Neden özellikle otel projeleri yaptınız?
1983 yılında Türkiye'de çıkan müthiş turizm teşviklerinin yarattığı enerji, benim mimarlık heyecanım ve Turizm Bakanlığı kökenli olmamın getirdiği avantajlar ile pek çok otel yaptım. Kapadokya bölgesinde beni çok severler örneğin. İstanbul'da küçük bir bürom vardı, ama sürekli oraya gidip gelirdim. Evlerinizi restore edep turizme kazandıralım, buranın doğru yatırımı budur, diyerek bölgede pek çok insanı turizmci yaptım. O bölgenin çoğu kamyoncu idi, gerekirse kamyonlarını sattırdım, otel sahibi yaptım onları. Kapadokya Turban'ı ben yaptım örneğin. Fakat sadece Kapadokya'da beni mutlu etmeyince, hayli yorucu olan Antalya, Marmaris ve Bodrum seferleri başladı. Derken yıllar su gibi aktı geçti.
Mimarlık yaşamınızdaki dönüm noktaları nelerdir, peki?
1997 yılında Kadir Has Üniversitesi'nin restorasyonu için davet aldım. Bizimki ile birlikte 10 tane büro seçmişler.
Tek tek gelip büroları ziyaret ettiler.
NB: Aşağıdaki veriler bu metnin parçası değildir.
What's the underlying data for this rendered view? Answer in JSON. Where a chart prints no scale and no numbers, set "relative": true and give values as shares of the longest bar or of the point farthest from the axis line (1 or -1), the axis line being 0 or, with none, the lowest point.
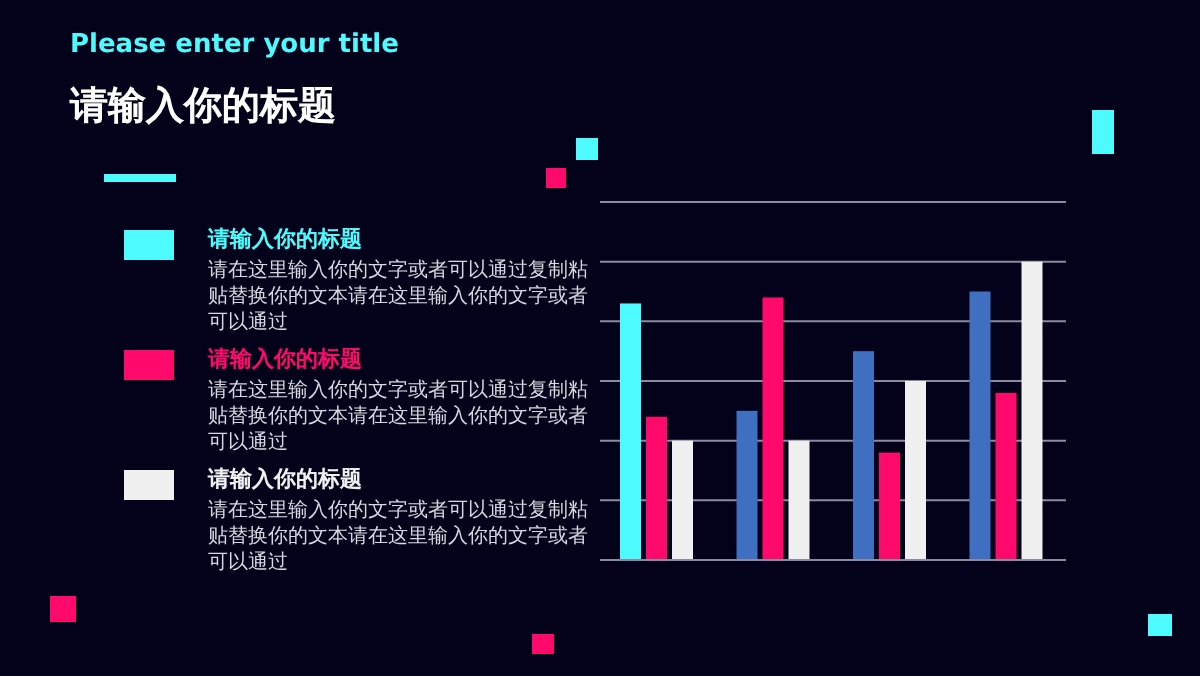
{
  "chart_data": {
    "type": "bar",
    "subtitle": "Please enter your title",
    "title": "请输入你的标题",
    "categories": [
      null,
      null,
      null,
      null
    ],
    "relative": true,
    "grid": "y",
    "legend": "left",
    "series": [
      {
        "name": "请输入你的标题",
        "color": "#4dfbff",
        "colors": [
          "#4dfbff",
          "#3f6fc0",
          "#3f6fc0",
          "#3f6fc0"
        ],
        "values": [
          0.86,
          0.5,
          0.7,
          0.9
        ]
      },
      {
        "name": "请输入你的标题",
        "color": "#ff0a6c",
        "values": [
          0.48,
          0.88,
          0.36,
          0.56
        ]
      },
      {
        "name": "请输入你的标题",
        "color": "#f0f0f0",
        "values": [
          0.4,
          0.4,
          0.6,
          1
        ]
      }
    ],
    "annotations": [
      "请在这里输入你的文字或者可以通过复制粘贴替换你的文本请在这里输入你的文字或者可以通过",
      "请在这里输入你的文字或者可以通过复制粘贴替换你的文本请在这里输入你的文字或者可以通过",
      "请在这里输入你的文字或者可以通过复制粘贴替换你的文本请在这里输入你的文字或者可以通过"
    ]
  }
}
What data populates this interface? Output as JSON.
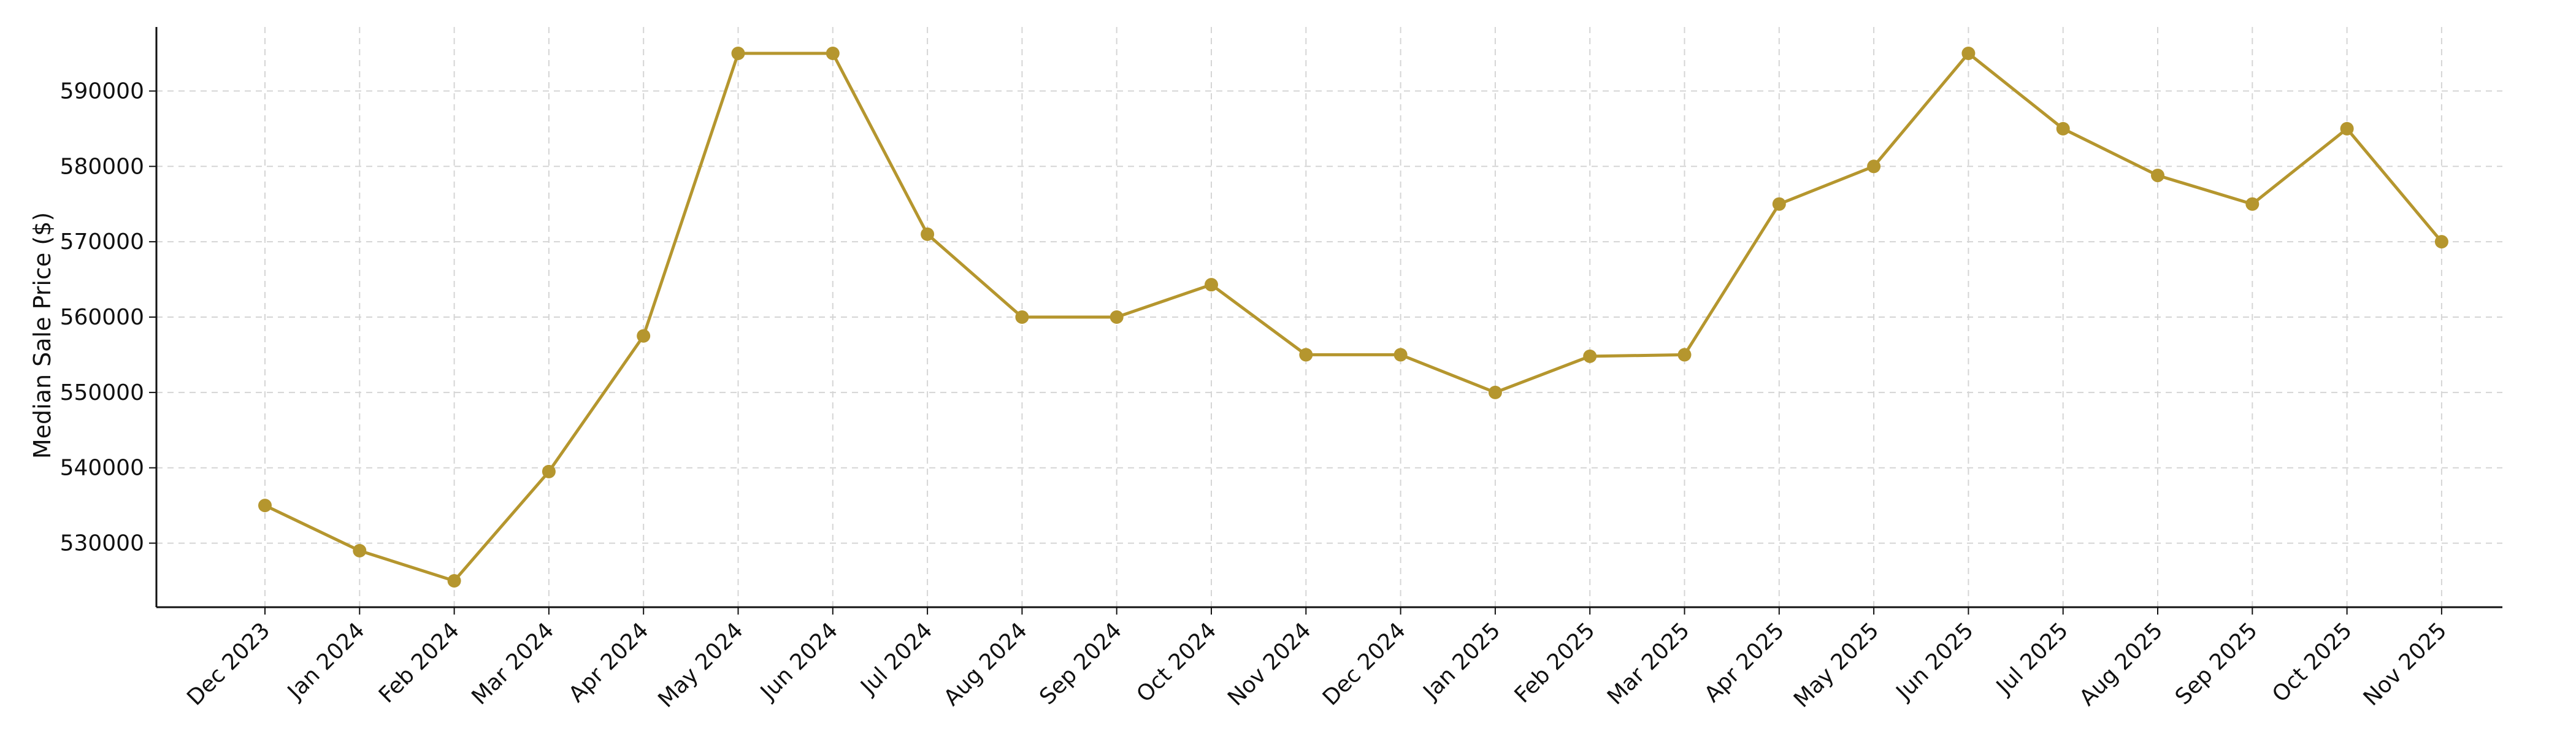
{
  "chart_data": {
    "type": "line",
    "title": "",
    "xlabel": "",
    "ylabel": "Median Sale Price ($)",
    "categories": [
      "Dec 2023",
      "Jan 2024",
      "Feb 2024",
      "Mar 2024",
      "Apr 2024",
      "May 2024",
      "Jun 2024",
      "Jul 2024",
      "Aug 2024",
      "Sep 2024",
      "Oct 2024",
      "Nov 2024",
      "Dec 2024",
      "Jan 2025",
      "Feb 2025",
      "Mar 2025",
      "Apr 2025",
      "May 2025",
      "Jun 2025",
      "Jul 2025",
      "Aug 2025",
      "Sep 2025",
      "Oct 2025",
      "Nov 2025"
    ],
    "series": [
      {
        "values": [
          535000,
          529000,
          525000,
          539500,
          557500,
          595000,
          595000,
          571000,
          560000,
          560000,
          564300,
          555000,
          555000,
          550000,
          554800,
          555000,
          575000,
          580000,
          595000,
          585000,
          578800,
          575000,
          585000,
          570000
        ]
      }
    ],
    "yticks": [
      530000,
      540000,
      550000,
      560000,
      570000,
      580000,
      590000
    ],
    "ylim": [
      521500,
      598500
    ],
    "grid": true,
    "legend": "none",
    "colors": {
      "line": "#b5962e",
      "grid": "#d5d5d5",
      "axis": "#111111"
    }
  }
}
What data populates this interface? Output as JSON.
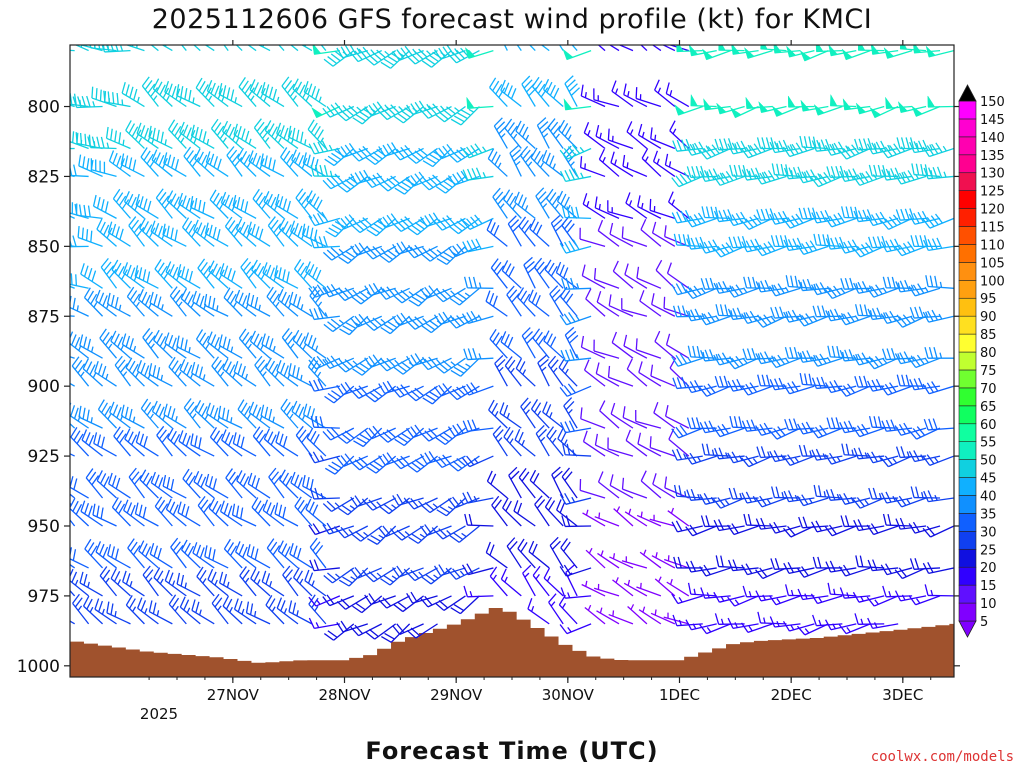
{
  "chart_data": {
    "type": "wind_barb_profile",
    "title": "2025112606 GFS forecast wind profile (kt) for KMCI",
    "xlabel": "Forecast Time (UTC)",
    "ylabel": "",
    "year_label": "2025",
    "credit": "coolwx.com/models",
    "y_ticks": [
      "800",
      "825",
      "850",
      "875",
      "900",
      "925",
      "950",
      "975",
      "1000"
    ],
    "y_range": [
      778,
      1004
    ],
    "x_ticks": [
      "27NOV",
      "28NOV",
      "29NOV",
      "30NOV",
      "1DEC",
      "2DEC",
      "3DEC"
    ],
    "x_range_hours": [
      -17,
      173
    ],
    "time_step_hours": 3,
    "pressure_levels": [
      780,
      800,
      815,
      825,
      840,
      850,
      865,
      875,
      890,
      900,
      915,
      925,
      940,
      950,
      965,
      975,
      985
    ],
    "surface_pressure": [
      {
        "t": -17,
        "p": 991
      },
      {
        "t": 0,
        "p": 995
      },
      {
        "t": 15,
        "p": 997
      },
      {
        "t": 24,
        "p": 999
      },
      {
        "t": 33,
        "p": 998
      },
      {
        "t": 42,
        "p": 998
      },
      {
        "t": 48,
        "p": 996
      },
      {
        "t": 54,
        "p": 991
      },
      {
        "t": 60,
        "p": 988
      },
      {
        "t": 66,
        "p": 985
      },
      {
        "t": 72,
        "p": 981
      },
      {
        "t": 75,
        "p": 979
      },
      {
        "t": 78,
        "p": 981
      },
      {
        "t": 84,
        "p": 987
      },
      {
        "t": 90,
        "p": 993
      },
      {
        "t": 96,
        "p": 997
      },
      {
        "t": 102,
        "p": 998
      },
      {
        "t": 114,
        "p": 998
      },
      {
        "t": 120,
        "p": 995
      },
      {
        "t": 126,
        "p": 992
      },
      {
        "t": 132,
        "p": 991
      },
      {
        "t": 144,
        "p": 990
      },
      {
        "t": 156,
        "p": 988
      },
      {
        "t": 168,
        "p": 986
      },
      {
        "t": 173,
        "p": 985
      }
    ],
    "wind_regimes": [
      {
        "t0": -17,
        "t1": 39,
        "dir": 310,
        "spd_low": 25,
        "spd_high": 45
      },
      {
        "t0": 42,
        "t1": 72,
        "dir": 240,
        "spd_low": 20,
        "spd_high": 45
      },
      {
        "t0": 75,
        "t1": 93,
        "dir": 320,
        "spd_low": 15,
        "spd_high": 40
      },
      {
        "t0": 96,
        "t1": 117,
        "dir": 300,
        "spd_low": 5,
        "spd_high": 15
      },
      {
        "t0": 120,
        "t1": 173,
        "dir": 260,
        "spd_low": 15,
        "spd_high": 50
      }
    ],
    "colorbar": {
      "labels": [
        "5",
        "10",
        "15",
        "20",
        "25",
        "30",
        "35",
        "40",
        "45",
        "50",
        "55",
        "60",
        "65",
        "70",
        "75",
        "80",
        "85",
        "90",
        "95",
        "100",
        "105",
        "110",
        "115",
        "120",
        "125",
        "130",
        "135",
        "140",
        "145",
        "150"
      ],
      "colors": [
        "#8000ff",
        "#6010ff",
        "#3000ff",
        "#1010e0",
        "#1040f0",
        "#1060ff",
        "#1090ff",
        "#10b0ff",
        "#10d0e0",
        "#10f0c0",
        "#10ffa0",
        "#10ff60",
        "#30ff30",
        "#70ff30",
        "#c0ff30",
        "#ffff30",
        "#ffe020",
        "#ffc010",
        "#ffa010",
        "#ff9010",
        "#ff7000",
        "#ff5000",
        "#ff2000",
        "#ff0000",
        "#f01050",
        "#ff0090",
        "#ff00b0",
        "#ff00d0",
        "#ff00ff"
      ]
    },
    "ground_color": "#a0522d"
  }
}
Dosyaları önce 3'e indirdiler ve sonra da bizimle çalışmak istediklerini söylediler.
Mimari katkılarımın yanı sıra üniversitenin gelişimine de katkılarım oldu; böyle bir mekanda mutlaka bulunmalı, diyerek Güzel Sanatlar Fakültesi'ni ve Restorasyon Kültür Varlıkları Koruma Yüksek Lisans Programı'nı kurdum. Bu bölümlerin kurulması, akademik olarak benim de üniversitenin içinde yer almama neden oldu. Çünkü 1990'ların sonunda doktora yapmış uygulamacı bir mimar bulmak zordu. Benim bir de eğitimci tarafım vardı ve dolayısıyla özellikle proje derslerinde birikimimi öğrencilerle paylaşmak ve binalarımdan uzak kalmamak için üniversiteden gelen teklifi kabul ettim.
2002 yılında Cumhurbaşkanlığı kompleksi içerisinde Atatürk Müze Köşkü'nün restorasyonu için bir ilan verilmişti. İlanda, bu işe ilgi duyanların know-how dosyalarını göndererek elemeye girmeleri gerektiği yazıyordu. 500 küsur dosyanın içinden iş bizde kaldı.
Bu, benim için hayatımın en önemli işidir, çünkü bu iş ile ben Ata'ma karşı olan görevimi yapmış oldum. Atatürk'ün 12 yılını geçirdiği köşk hakkında tarihsel araştırmalar yaparak, binanın restorasyon projesini Atatürk'a yansıtır bir biçimde tamamladım.
Bir de Kız Kulesi'nin restorasyonu var, ama ondan önce korumacı bir mimar olarak restorasyon ilkelerinizin neler olduğunu sorsam?
Ben restorasyon alanındaki yüksek lisans ve doktora çalışmalarımdan sonra kendimi geliştirmek adına yurtdışındaki bazı kısa dönemli eğitimlere katıldım. Dolayısıyla restorasyon konusunda uluslararası bir vizyonumun olduğuna inanıyorum. Her zaman restorasyonda çağdaşlığı savunurum. Restorasyonda önemli olan önce yapının belge değerini korumak ve sonra da yapıyı güçlendirmek, çağdaşlaştırmak, bugüne ve yarına hazırlayabilmektir. Yani bir yapı olduğu gibi de restore edilebilir, ancak yapıyı güncelleştirerek, bugünün izlerini yapıya yansıtarak restorasyon yapmak bence daha doğrudur.